Many industry insiders believe retirement outcomes would improve more quickly if defined contribution plan participants had a quick and easy way to figure out how their retirement account balance would translate into income in their post-work years.
A number of proposals have been floated in Congress over the years, attempting to mandate lifetime income reports on retirement account statements, but to-date, none have gone anywhere.
Bob Collie, chief research strategist, Americas Institutional, at Russell Investments, says that he has wanted something like this for defined contribution plan participants for years, ever since it became clear that defined benefit pension plans were going away and defined contribution plans were becoming the primary retirement savings vehicle for most people.

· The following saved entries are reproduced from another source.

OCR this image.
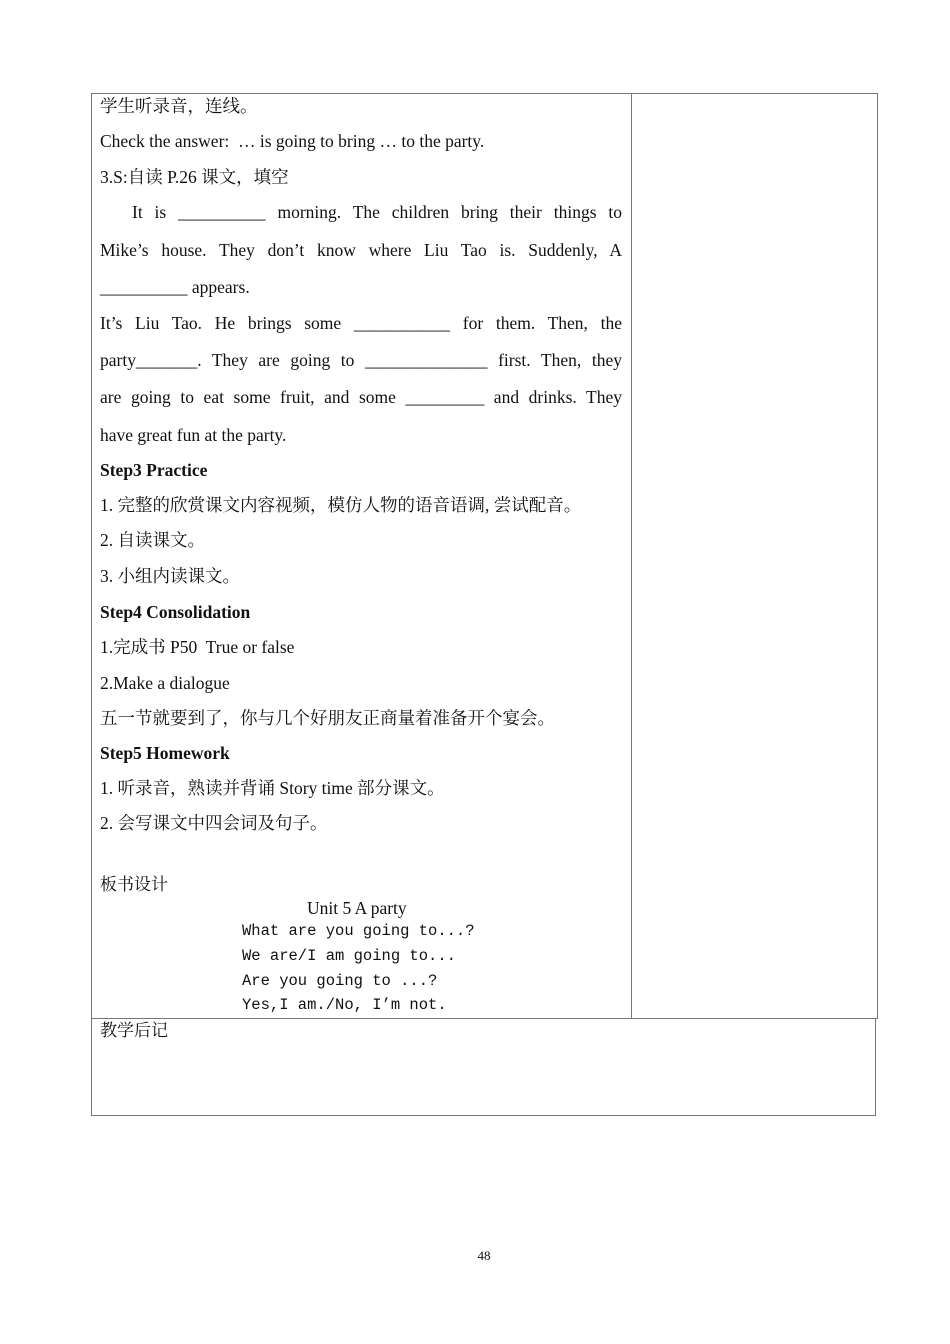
学生听录音，连线。
Check the answer:  … is going to bring … to the party.
3.S:自读 P.26 课文，填空
It is __________ morning. The children bring their things to
Mike’s house. They don’t know where Liu Tao is. Suddenly, A
__________ appears.
It’s Liu Tao. He brings some ___________ for them. Then, the
party_______. They are going to ______________ first. Then, they
are going to eat some fruit, and some _________ and drinks. They
have great fun at the party.
Step3 Practice
1. 完整的欣赏课文内容视频，模仿人物的语音语调, 尝试配音。
2. 自读课文。
3. 小组内读课文。
Step4 Consolidation
1.完成书 P50  True or false
2.Make a dialogue
五一节就要到了，你与几个好朋友正商量着准备开个宴会。
Step5 Homework
1. 听录音，熟读并背诵 Story time 部分课文。
2. 会写课文中四会词及句子。
板书设计
Unit 5 A party
What are you going to...?
We are/I am going to...
Are you going to ...?
Yes,I am./No, I’m not.
教学后记
48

Over the years, the industry has attempted to convert defined contribution plans into something that resembles defined benefit plans. Companies have adopted automatic features like auto-enrollment and auto-escalation to take some of that decision making out of the hands of people who are ill-equipped to make investment decisions.
Collie points out that defined contribution plans like 401(k) and 403(b) plans were never designed to be the primary retirement account for anybody. They were designed as supplemental plans; an additional pool of funds people could tap into during their retirement years.

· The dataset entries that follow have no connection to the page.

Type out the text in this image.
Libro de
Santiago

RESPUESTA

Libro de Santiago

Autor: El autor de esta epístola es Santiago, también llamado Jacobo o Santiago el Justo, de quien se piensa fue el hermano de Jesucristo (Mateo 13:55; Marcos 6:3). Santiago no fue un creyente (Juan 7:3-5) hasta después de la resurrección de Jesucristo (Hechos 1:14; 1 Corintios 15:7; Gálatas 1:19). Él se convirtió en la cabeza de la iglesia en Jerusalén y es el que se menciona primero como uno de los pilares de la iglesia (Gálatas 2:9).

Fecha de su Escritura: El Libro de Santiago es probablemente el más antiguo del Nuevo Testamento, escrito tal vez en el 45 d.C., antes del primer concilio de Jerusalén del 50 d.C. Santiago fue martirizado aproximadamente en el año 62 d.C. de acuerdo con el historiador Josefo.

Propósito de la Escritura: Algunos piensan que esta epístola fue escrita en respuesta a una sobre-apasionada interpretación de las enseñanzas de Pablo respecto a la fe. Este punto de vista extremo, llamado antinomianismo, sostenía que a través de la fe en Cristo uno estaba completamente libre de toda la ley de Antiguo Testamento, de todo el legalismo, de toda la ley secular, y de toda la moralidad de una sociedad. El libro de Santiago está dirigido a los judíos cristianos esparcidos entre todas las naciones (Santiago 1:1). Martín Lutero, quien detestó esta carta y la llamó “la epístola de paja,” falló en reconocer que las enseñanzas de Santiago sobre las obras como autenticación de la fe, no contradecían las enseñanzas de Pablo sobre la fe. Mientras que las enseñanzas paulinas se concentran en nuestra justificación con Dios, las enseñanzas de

The Lifetime Income Disclosure Act, a bill introduced in the Senate this month by Sen. Johnny Isakson, R-Ga., and Sen. Christopher Murphy, D-Conn., would require retirement plans to include a lifetime income disclosure on one pension benefit statement a year. Based on the person’s account balance, the plan would include an estimate of what that person could take out each month during retirement.

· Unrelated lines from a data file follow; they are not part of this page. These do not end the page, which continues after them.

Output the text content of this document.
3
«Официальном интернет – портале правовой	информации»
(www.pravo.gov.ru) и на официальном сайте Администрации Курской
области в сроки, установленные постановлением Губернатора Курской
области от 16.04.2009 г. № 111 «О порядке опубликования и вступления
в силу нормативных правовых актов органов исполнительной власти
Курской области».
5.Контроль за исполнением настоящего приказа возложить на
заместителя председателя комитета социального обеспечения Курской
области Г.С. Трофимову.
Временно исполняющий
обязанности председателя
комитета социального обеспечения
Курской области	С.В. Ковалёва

Lee Covington, senior vice president and general counsel for the Insured Retirement Institute, says that his organization supports the Lifetime Income Disclosure Act.
“This legislation would require employers to put an estimate of the monthly lifetime income they would receive based on their accumulated savings,” he says. “A lot look at their account balance and think that is a lot of money, but when they translate that into monthly income it highlights the fact they need to save more.”
IRI’s research has found that people do want this information and believe it would be helpful to them. A recent survey found that 75% of respondents would increase their savings by 4 to 7 percentage points if they had this information, “which is significant,” Covington says. “They take positive action when they see this information.”
Collie says he is in favor of the measure because “first of all it has bipartisan support,” which is hard to do in a time where hardly anyone is crossing the aisle to work with anyone of the opposing political party. It also is simple enough that it could easily make its way into another larger piece of legislation that would help it pass.
“There are no guarantees,” Collie says. “This is not high enough on anyone’s agenda to push it through. It is more of a question does it find a way on the coattails of another initiative?”
The bill’s sponsors hope that having such a statement of monthly retirement income will spur plan participants to change their savings behavior.
“Reporting doesn’t directly impact how someone will see that savings and how much they choose to save,” he adds. Instead, it shines a light on how much income it takes to provide additional funds throughout life.
Opponents of the concept believe lifetime income reporting would discourage people from saving more for retirement because they will feel like there is no way they can save enough to build up that balance, but Collie says he believes it will encourage people to save more.
“The reality is it is very expensive to save for retirement. People are living longer than ever and if people are looking for enough money to live off of for 25 or 30 years, it is going to take a lot of saving. It is not as if Social Security is going to provide a good base for most people in terms of their expectations,” he adds.
Since defined contribution plans are what most people have access to, that is what the industry’s focus should be on, but if there is not enough money going into the system, it won’t generate enough income in retirement, he says.
Many differ on how those retirement income totals should be calculated. Collie argues for a standardized approach that bases its estimates on the current cost of purchasing an annuity. The criticism of that approach is that it takes into account today’s rates as an implication of what might exist in the future, he says.
“It is important for the calculation to be simple and standardized so we are not putting the burden on people to make best estimates around things,” Collie says. It shows plan participants that in today’s annuity market, this is what their account balance would buy.